Après plusieurs années à Paris qui ont définitivement marqué sa vision du monde, Virginie Soula est rentrée en Nouvelle-Calédonie. La terre qui l’a vu naître. « Je voulais renouveler le lien, m’investir sur place, me rapprocher des textes et auteurs. J’étais un peu frustrée en métropole. »
Sur le Cailloux, elle avance sur ses deux chemins. Elle constate aussi, « que l’on ne peut plus rester isolés, où que l’on vive, même au milieu de l’océan Pacifique en Nouvelle-Calédonie. On n’échappe pas à la mondialisation pour le meilleur et pour le pire. » Depuis les premiers échanges, entre les différents mondes, les liens sont indéfectibles. Ils apportent de la violence et de l’incompréhension mais les rencontres, quand elles sont une reconnaissance, peuvent aussi faire naître de nouvelles idées, de nouvelles pensées, de nouvelles matières qui sont autant de richesses à partager.

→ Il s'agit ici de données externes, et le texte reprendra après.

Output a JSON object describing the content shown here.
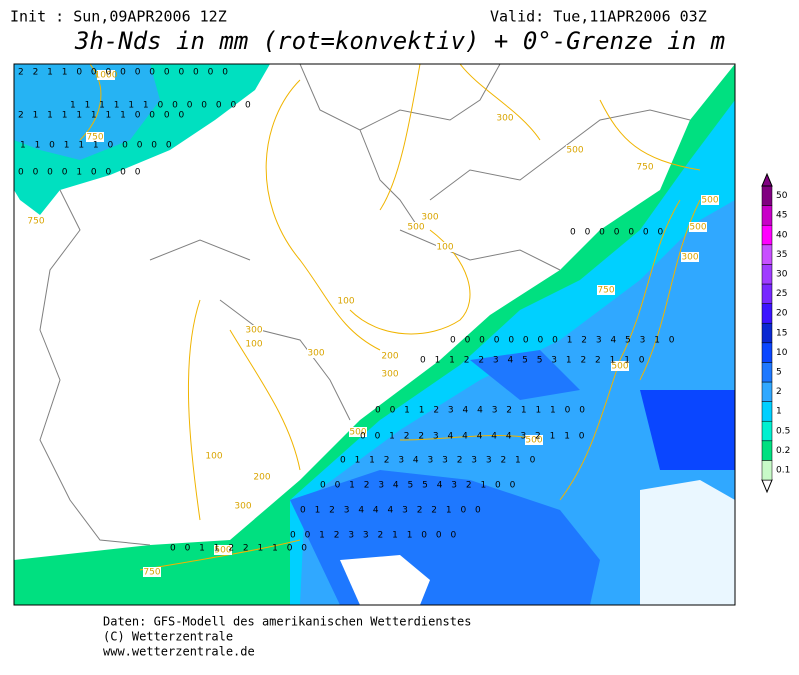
{
  "header": {
    "init": "Init : Sun,09APR2006 12Z",
    "valid": "Valid: Tue,11APR2006 03Z",
    "title": "3h-Nds in mm (rot=konvektiv) + 0°-Grenze in m"
  },
  "legend": {
    "labels": [
      0.1,
      0.2,
      0.5,
      1,
      2,
      5,
      10,
      15,
      20,
      25,
      30,
      35,
      40,
      45,
      50
    ],
    "colors": [
      "#c8fac8",
      "#00e080",
      "#00f0d0",
      "#00d0ff",
      "#30a8ff",
      "#1e78ff",
      "#0a46ff",
      "#0a28d2",
      "#3c14ff",
      "#7828ff",
      "#a03cff",
      "#c850ff",
      "#ff00ff",
      "#c800c8",
      "#800080"
    ]
  },
  "map": {
    "contour_labels": [
      "1000",
      "750",
      "750",
      "300",
      "500",
      "750",
      "300",
      "500",
      "100",
      "100",
      "300",
      "100",
      "300",
      "200",
      "300",
      "500",
      "100",
      "200",
      "300",
      "500",
      "750",
      "500",
      "300",
      "500",
      "500",
      "750",
      "500"
    ],
    "digit_rows": [
      "2 2 1 1 0 0 0 0 0 0 0 0 0 0 0",
      "1 1 1 1 1 1 0 0 0 0 0 0 0",
      "2 1 1 1 1 1 1 1 0 0 0 0",
      "1 1 0 1 1 1 0 0 0 0 0",
      "0 0 0 0 1 0 0 0 0",
      "0 0 0 0 0 0 0",
      "0 0 0 0 0 0 0 0 1 2 3 4 5 3 1 0",
      "0 1 1 2 2 3 4 5 5 3 1 2 2 1 1 0",
      "0 0 1 1 2 3 4 4 3 2 1 1 1 0 0",
      "0 0 1 2 2 3 4 4 4 4 4 3 2 1 1 0",
      "0 1 1 2 3 4 3 3 2 3 3 2 1 0",
      "0 0 1 2 3 4 5 5 4 3 2 1 0 0",
      "0 1 2 3 4 4 4 3 2 2 1 0 0",
      "0 0 1 2 3 3 2 1 1 0 0 0",
      "0 0 1 1 2 2 1 1 0 0"
    ]
  },
  "footer": {
    "lines": [
      "Daten: GFS-Modell des amerikanischen Wetterdienstes",
      "(C) Wetterzentrale",
      "www.wetterzentrale.de"
    ]
  }
}
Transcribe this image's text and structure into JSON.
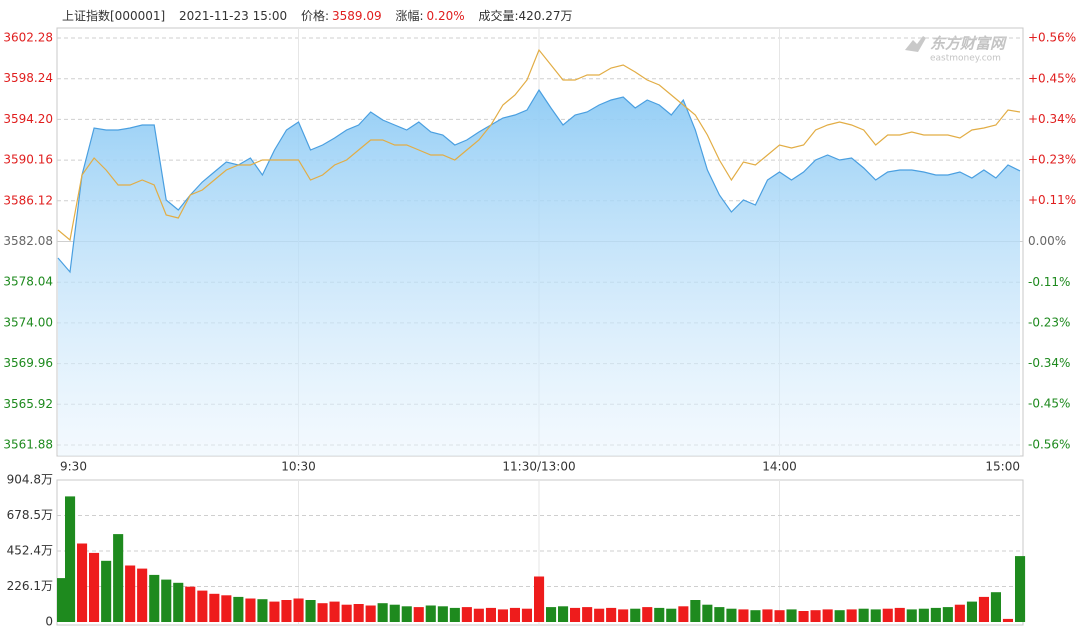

Histoire littéraire de la Nouvelle- Calédonie
Ed. Karthala (2014)
La Nouvelle-Calédonie est un territoire littéraire invisible malgré son appartenance au vaste océan de la francophonie. Discrétion ou marginalisation ? La littérature calédonienne existe pourtant. Elle est le produit d’une histoire singulière : celle d’une terre mélanésienne qui deviendra colonie pénitentiaire, Territoire d’outre-mer, collectivité « sui generis »… Cette histoire littéraire de la Nouvelle-Calédonie permet de comprendre comment l’écriture en français, « transportée » par la colonisation dès 1853, fait souche et se développe jusqu’à révéler un champ littéraire propre. Elle tente de saisir comment cette externalisation de la production de la littérature métropolitaine s’enracine dans le terreau calédonien pour relayer l’apparition et l’exacerbation des consciences identitaires calédonienne et kanak, puis leur dépassement dans l’engagement de bon nombre d’auteurs dans le processus de « destin commun ».